2. Initiële snelheid (V₀): Als het elektron begint bij rust, is de beginsnelheid nul. Als het echter al een beginsnelheid bezit, zal dit bijdragen aan de uiteindelijke snelheid.
3. Tijd (t): Hoe langer het elektron wordt blootgesteld aan het elektrische veld, hoe meer tijd het moet versnellen en snelheid krijgen.
4. Massa van elektron (M): De massa van het elektron bepaalt hoeveel het bestand is tegen versnelling. Een zwaarder object versnelt minder voor dezelfde kracht.
Hier is hoe de snelheid te berekenen:
* Force on Electron (F): F =qe, waarbij 'q' de lading van het elektron is (1.602 x 10⁻¹⁹ coulombs) en 'e' is de elektrische veldsterkte.
* versnelling van elektron (a): A =f/m, waarbij 'm' de massa van het elektron is (9.109 x 10⁻³¹ kg).
* Eindsnelheid (V): v =v₀ + at, waarbij 'v₀' de beginsnelheid is en 't' de tijd is die in het elektrische veld wordt doorgebracht.
Belangrijke overwegingen:
* driftsnelheid: In materialen zoals geleiders bewegen elektronen willekeurig vanwege thermische energie.

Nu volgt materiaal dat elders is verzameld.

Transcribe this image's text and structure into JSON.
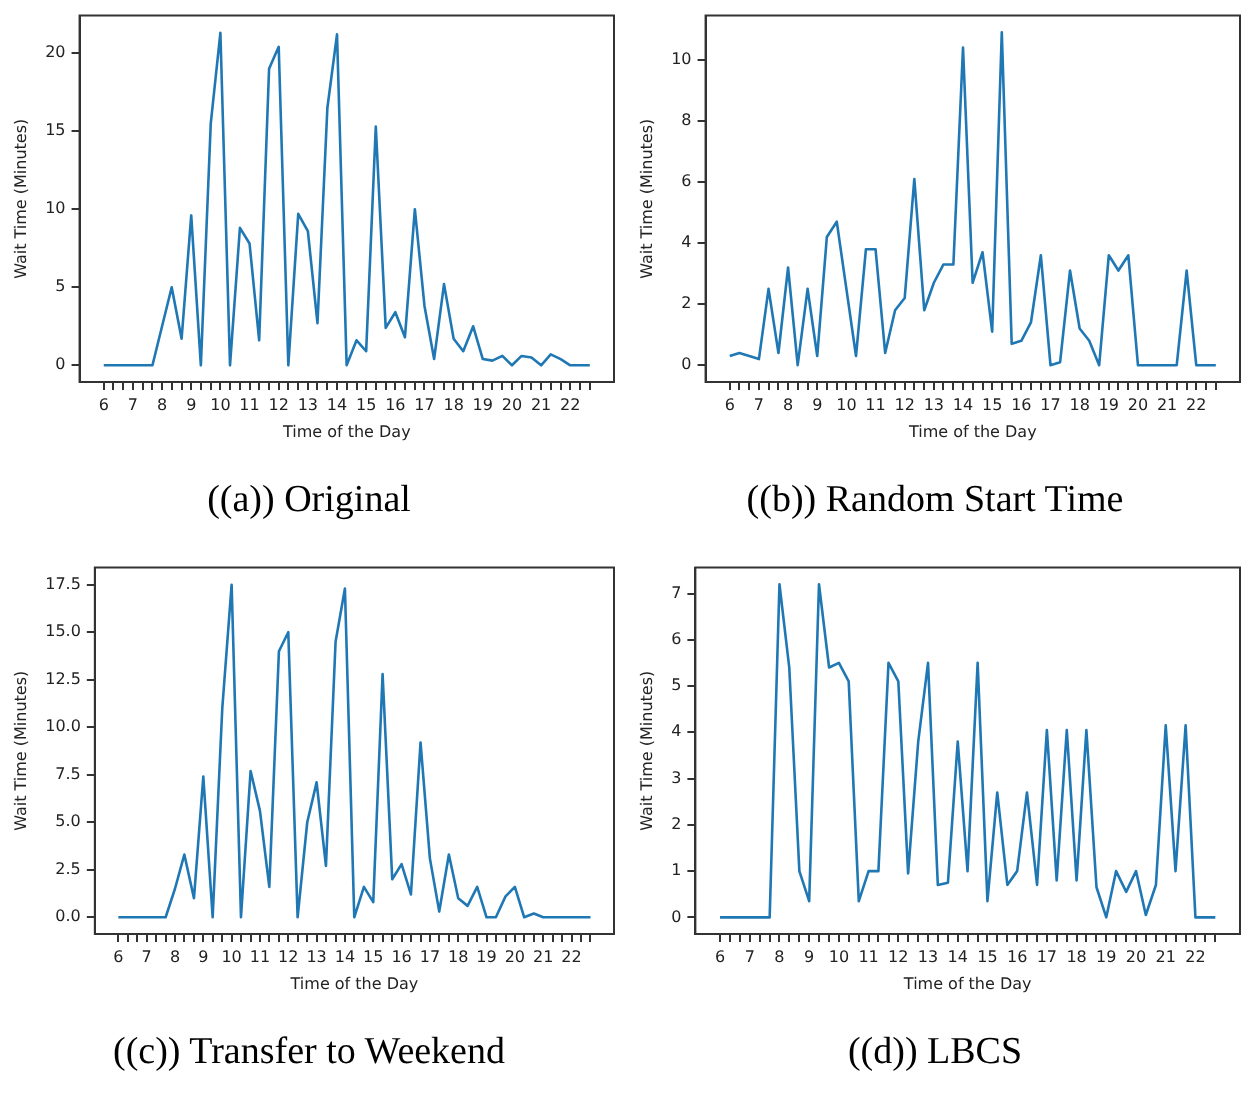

Het elektrische veld legt een gemiddelde driftsnelheid op bovenop deze willekeurige beweging op. Deze driftsnelheid is meestal veel kleiner dan de snelheden die in vacuüm worden bereikt.
* botsingen: In echte materialen botsen elektronen met atomen, die hun versnelling vertraagt. Dit is de reden waarom de uiteindelijke snelheid in een materiaal meestal lager is dan wat u uitsluitend op het elektrische veld zou berekenen.
Samenvattend: De snelheid van een elektron in een elektrisch veld hangt af van de sterkte van het veld, de beginsnelheid, de tijd die het in het veld doorbrengt en zijn massa. De werkelijke snelheid kan aanzienlijk worden beïnvloed door botsingen met andere deeltjes in het materiaal.